FortranFan Thank you for a great suggestion.
I have made the changes that you propose, but in order not to make too many changes, instead of printing the memory location inside the function I return the position of memory LOC(LST(I))
instead of the index I
in the array:
In the VSRCH function:
DO I=1,L
IF (LST(I) == STR) THEN
VSRCH = LOC(LST(I))
EXIT
END IF
END DO
Then in the maing program I do as you suggest to get the initial memory possition that would be found in the function and here I print them both to compare them:
O = LOC(list(5)%A)
call cpu_time(T1)
DO I=1,N
IDX = VSRCH("A", list%A, SIZ)
END DO
call cpu_time(T2)
PRINT *, "Found ", I, SIZ, O, IDX, T2-T1
The result shows that indeed, in the original solution, inside the function the address of the memory location of the string found in the array is different than the corresponding memory location in the main program.
Also, it proves that when using the proposed solution, the position in memory in the function is the exact same as the one in the main program, proving that there is no copy made at all.
>problem.exe 100000
Found 100001 100000 -1758418752 -1084180200 24.82812
>solution.exe 100000
Found 100001 100000 -1967675200 -1967675200 1.5625000E-02
I then added a print statement inside the main program loop to print the memory location found inside the function at each iteration to see if the copy is made to different locations each time:
O = LOC(list(5)%A)
call cpu_time(T1)
DO I=1,N
IDX = VSRCH("A", list%A, SIZ)
PRINT *,I,O,IDX
END DO
call cpu_time(T2)
PRINT *, "Found ", I, SIZ, O, IDX, T2-T1
The results shows that in the original problem the memory location in the inside the method is different than the memory location in the main program, but that the memory location inside the method is the exact same every time in every run. This means that there is not a lot of memory trashing in this case as the same memory locations are used over and over again.

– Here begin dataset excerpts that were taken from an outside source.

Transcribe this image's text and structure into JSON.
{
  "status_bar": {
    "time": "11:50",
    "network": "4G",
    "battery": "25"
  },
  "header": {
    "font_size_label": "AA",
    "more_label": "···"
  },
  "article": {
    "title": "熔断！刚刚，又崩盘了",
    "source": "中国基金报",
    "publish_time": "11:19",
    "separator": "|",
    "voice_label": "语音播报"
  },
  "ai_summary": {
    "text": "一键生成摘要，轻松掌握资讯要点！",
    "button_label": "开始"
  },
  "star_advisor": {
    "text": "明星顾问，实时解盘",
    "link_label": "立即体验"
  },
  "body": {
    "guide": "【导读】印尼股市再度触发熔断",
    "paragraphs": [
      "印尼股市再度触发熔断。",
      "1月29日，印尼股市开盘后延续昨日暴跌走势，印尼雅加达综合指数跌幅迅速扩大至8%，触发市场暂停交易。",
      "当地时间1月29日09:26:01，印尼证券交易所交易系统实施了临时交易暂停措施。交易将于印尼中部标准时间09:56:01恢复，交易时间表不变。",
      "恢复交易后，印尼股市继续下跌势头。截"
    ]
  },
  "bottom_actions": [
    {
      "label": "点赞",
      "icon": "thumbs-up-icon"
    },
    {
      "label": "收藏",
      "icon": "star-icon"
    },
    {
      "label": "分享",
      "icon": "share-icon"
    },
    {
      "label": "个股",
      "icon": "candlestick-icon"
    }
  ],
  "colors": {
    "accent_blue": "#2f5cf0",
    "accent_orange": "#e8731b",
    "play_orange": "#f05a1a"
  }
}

In the proposed solution, the memory location is the exact same in every single iteration as the one in the main program:
problem.exe 5
1 1282320576 1977662216
2 1282320576 1977662216
3 1282320576 1977662216
4 1282320576 1977662216
5 1282320576 1977662216
Found 6 100000 1282320576 1977662216 0.0000000E+00
solution.exe 5
1 1846782144 1846782144
2 1846782144 1846782144
3 1846782144 1846782144
4 1846782144 1846782144
5 1846782144 1846782144
Found 6 100000 1846782144 1846782144 0.0000000E+00
In order to verify this later observation, I then changed the main program to count how many times the memory location changes:
OL = LOC(list(5)%A)
NL = OL
CL = 0
call cpu_time(T1)
DO I=1,N
IDX = VSRCH("A", list%A, SIZ)
IF (IDX .NE. NL) THEN
CL = CL + 1
NL = IDX
END IF
END DO
call cpu_time(T2)
PRINT *, "Found ", I, SIZ, OL, IDX, CL, T2-T1
The result confirms this that in the original problem the Intel Fortran copies the data into the exact same memory location each one of the 10k times, whereas in the solution there is absolutely no copy made in any run and is the exact same as in the main program.
problem.exe 10000
Found 10001 100000 41068736 1847638984 1 2.468750
solution.exe 10000
Found 10001 100000 -1050892096 -1050892096 0 0.0000000E+00
So this result is quite conclusive of the current behaviour and definitely confirms that this is inded the correct solution for this scenario if you use Intel Fortran.
This is great, but it still it would be nice confirm how this whole mechanic actually works on the Intel Fortran, as non stride-1 arrays are used in this code set for many purposes to handle large complex data set, not used just for searching strings.